There is no way for me to know what was going on in the others’ hearts; and I learned that it wasn’t my place to judge anothing but my own responses. In that season, I came to realize that my bad attitude was making me a “Martha”, when I wanted to be a “Mary” sitting at Jesus’ feet, not worrying about what needed to get done. When I shifted my focus off of the others and what they were or were not doing and put my focus back on Jesus, I got to complete my duties in the presence of God.
Many years have gone by since then and I find that I am once again struggling with the Martha/Mary paradigm. I want to spend time with Jesus like I was able to in the past, to spend hours in prayer and study, hear His voice clearly. But the demands of life with kids has made that nearly impossible.
There is no such thing as time to myself (I can’t even go to the bathroom without something being destroyed) and there is more work in and around the house than one woman can manage by herself. I have a hard time even thinking let alone praying (other than desperate pleas for “HELP!”) or deep meditation on the Word. Even on Sunday’s, I struggle to worship as I reign my kids in from disrupting everyone else’s chance to meet with God.
How can I live as Mary, while still having responsibilities to tend to? How do I stay on top of the endless to-do list and continue to grow my relationship with God? How do I maintain a right attitude and not succumb to Martha’s viewpoint?
I suppose this is part of the journey, part of the season I’m in; a chance to cling to God even when the struggle is there…

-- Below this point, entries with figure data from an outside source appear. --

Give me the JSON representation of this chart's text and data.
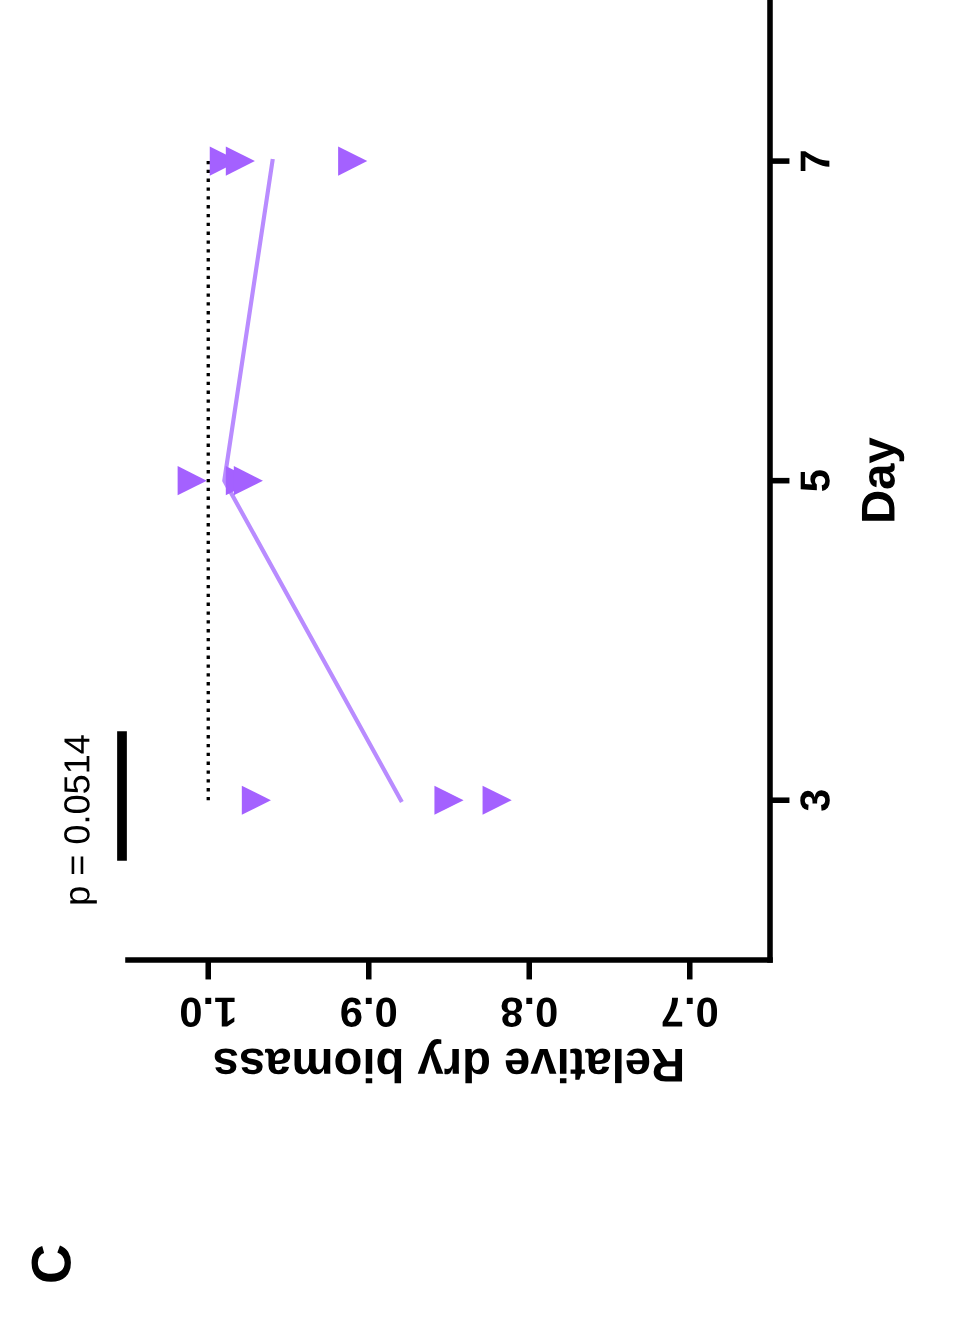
{
  "chart_data": {
    "type": "scatter",
    "xlabel": "Relative dry biomass",
    "ylabel": "Day",
    "xlim": [
      1.05,
      0.65
    ],
    "xticks": [
      {
        "value": 1,
        "label": "1.0"
      },
      0.9,
      0.8,
      0.7
    ],
    "ylim": [
      2,
      8
    ],
    "yticks": [
      3,
      5,
      7
    ],
    "series": [
      {
        "color": "#a461ff",
        "marker": "triangle",
        "x": [
          0.97,
          0.85,
          0.82,
          1.01,
          0.98,
          0.975,
          0.99,
          0.98,
          0.91
        ],
        "values": [
          3,
          3,
          3,
          5,
          5,
          5,
          7,
          7,
          7
        ]
      },
      {
        "type": "line",
        "color": "#b98cff",
        "x": [
          0.88,
          0.99,
          0.96
        ],
        "values": [
          3,
          5,
          7
        ]
      },
      {
        "type": "line",
        "color": "#000000",
        "line_style": "dotted",
        "x": [
          1.0,
          1.0
        ],
        "values": [
          3,
          7
        ]
      }
    ],
    "annotations": [
      "p = 0.0514",
      "C"
    ]
  }
}
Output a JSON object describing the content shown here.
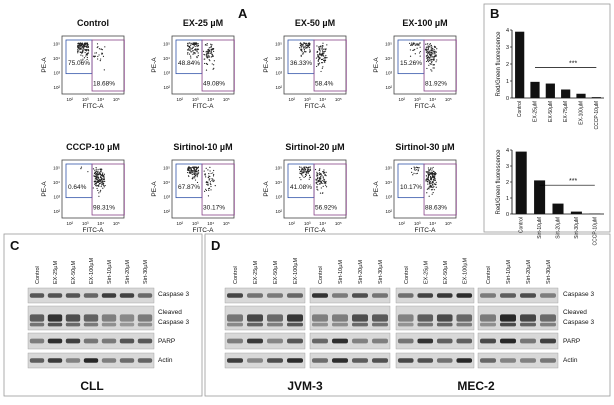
{
  "panels": {
    "a": "A",
    "b": "B",
    "c": "C",
    "d": "D"
  },
  "flow": {
    "x_axis": "FITC-A",
    "y_axis": "PE-A",
    "ticks": [
      "10²",
      "10³",
      "10⁴",
      "10⁵"
    ],
    "plots": [
      {
        "title": "Control",
        "left": "75.06%",
        "right": "18.68%"
      },
      {
        "title": "EX-25 µM",
        "left": "48.84%",
        "right": "49.08%"
      },
      {
        "title": "EX-50 µM",
        "left": "36.33%",
        "right": "58.4%"
      },
      {
        "title": "EX-100 µM",
        "left": "15.26%",
        "right": "81.92%"
      },
      {
        "title": "CCCP-10 µM",
        "left": "0.64%",
        "right": "98.31%"
      },
      {
        "title": "Sirtinol-10 µM",
        "left": "67.87%",
        "right": "30.17%"
      },
      {
        "title": "Sirtinol-20 µM",
        "left": "41.08%",
        "right": "56.92%"
      },
      {
        "title": "Sirtinol-30 µM",
        "left": "10.17%",
        "right": "88.63%"
      }
    ]
  },
  "mito": {
    "y_label": "Red/Green fluorescence",
    "charts": [
      {
        "type": "bar",
        "categories": [
          "Control",
          "EX-25µM",
          "EX-50µM",
          "EX-75µM",
          "EX-100µM",
          "CCCP-10µM"
        ],
        "values": [
          3.9,
          0.95,
          0.85,
          0.5,
          0.25,
          0.05
        ],
        "ylim": [
          0,
          4
        ],
        "yticks": [
          0,
          1,
          2,
          3,
          4
        ],
        "significance": "***"
      },
      {
        "type": "bar",
        "categories": [
          "Control",
          "Sirt-10µM",
          "Sirt-20µM",
          "Sirt-30µM",
          "CCCP-10µM"
        ],
        "values": [
          3.9,
          2.1,
          0.65,
          0.15,
          0.02
        ],
        "ylim": [
          0,
          4
        ],
        "yticks": [
          0,
          1,
          2,
          3,
          4
        ],
        "significance": "***"
      }
    ]
  },
  "cll": {
    "title": "CLL",
    "lanes": [
      "Control",
      "EX-25µM",
      "EX-50µM",
      "EX-100µM",
      "Sirt-10µM",
      "Sirt-20µM",
      "Sirt-30µM"
    ],
    "bands": [
      "Caspase 3",
      "Cleaved",
      "Caspase 3",
      "PARP",
      "Actin"
    ]
  },
  "lines": {
    "jvm": "JVM-3",
    "mec": "MEC-2",
    "ex_lanes": [
      "Control",
      "EX-25µM",
      "EX-50µM",
      "EX-100µM"
    ],
    "sirt_lanes": [
      "Control",
      "Sirt-10µM",
      "Sirt-20µM",
      "Sirt-30µM"
    ],
    "bands": [
      "Caspase 3",
      "Cleaved",
      "Caspase 3",
      "PARP",
      "Actin"
    ]
  }
}
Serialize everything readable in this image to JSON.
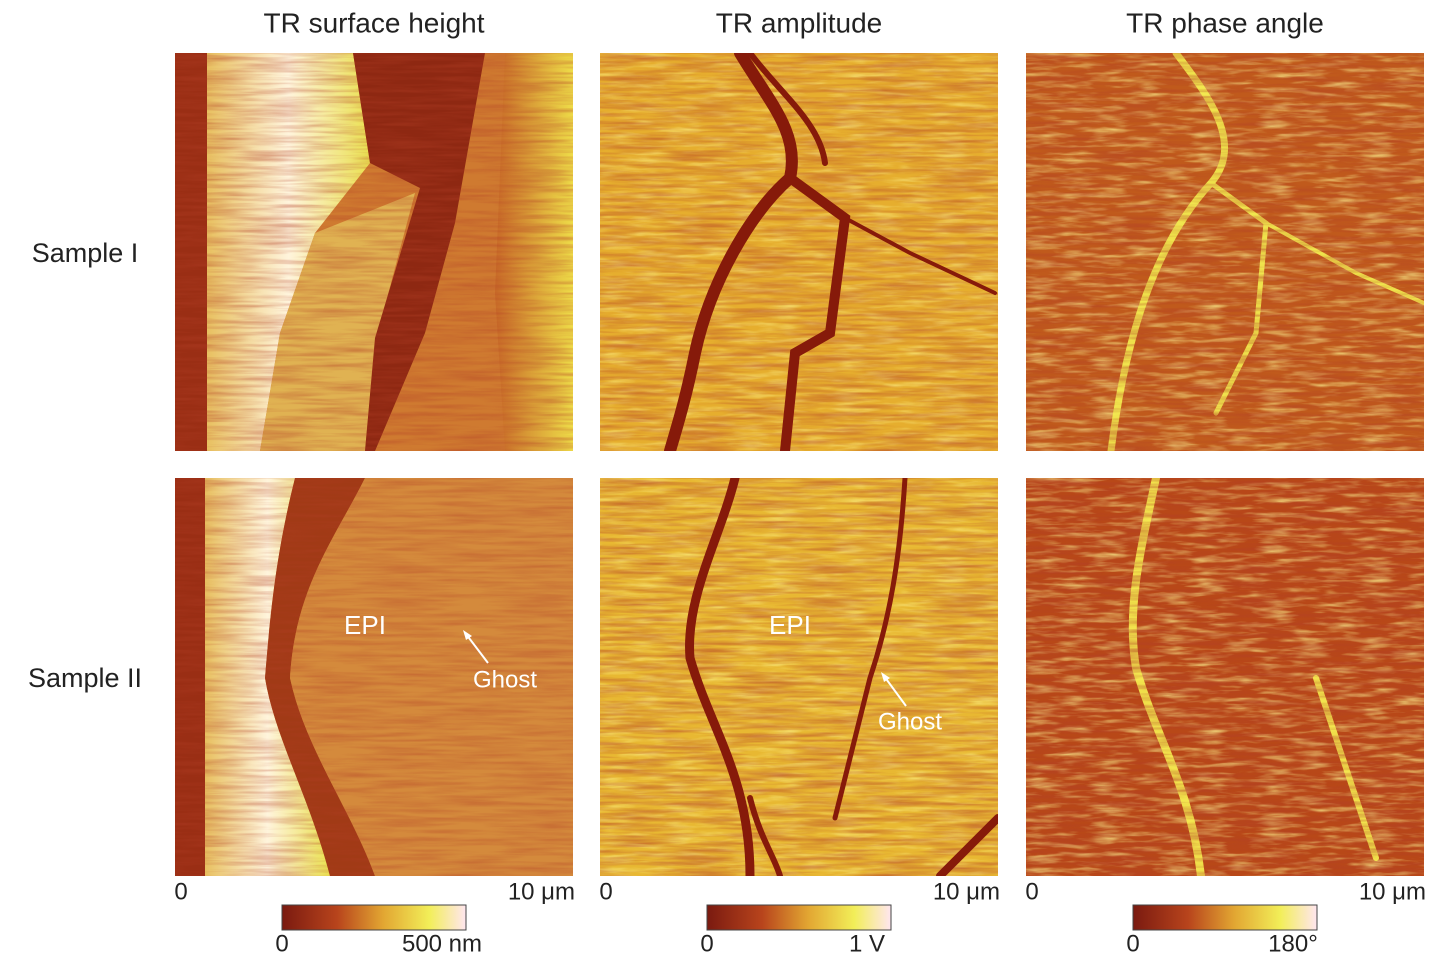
{
  "columns": [
    {
      "title": "TR surface height",
      "axis_start": "0",
      "axis_end": "10 μm",
      "colorbar_min": "0",
      "colorbar_max": "500 nm"
    },
    {
      "title": "TR amplitude",
      "axis_start": "0",
      "axis_end": "10 μm",
      "colorbar_min": "0",
      "colorbar_max": "1 V"
    },
    {
      "title": "TR phase angle",
      "axis_start": "0",
      "axis_end": "10 μm",
      "colorbar_min": "0",
      "colorbar_max": "180°"
    }
  ],
  "rows": [
    {
      "label": "Sample I"
    },
    {
      "label": "Sample II",
      "annotations": [
        {
          "region": "EPI",
          "feature": "Ghost"
        },
        {
          "region": "EPI",
          "feature": "Ghost"
        }
      ]
    }
  ]
}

Yesappa, thank You for being there regardless of my struggle, for never leaving me and always meeting me where I am. Thank you for accepting me as I am in this jour eyes and for teaching me as I go. Help me learn how to balance my heart to be like Mary with my tendencies to be more like Martha. Help me keep my attitude in the right place and show me how to carve time throughout my day to focus on you in the midst of the craziness of life. In Jesus’ name. Amen.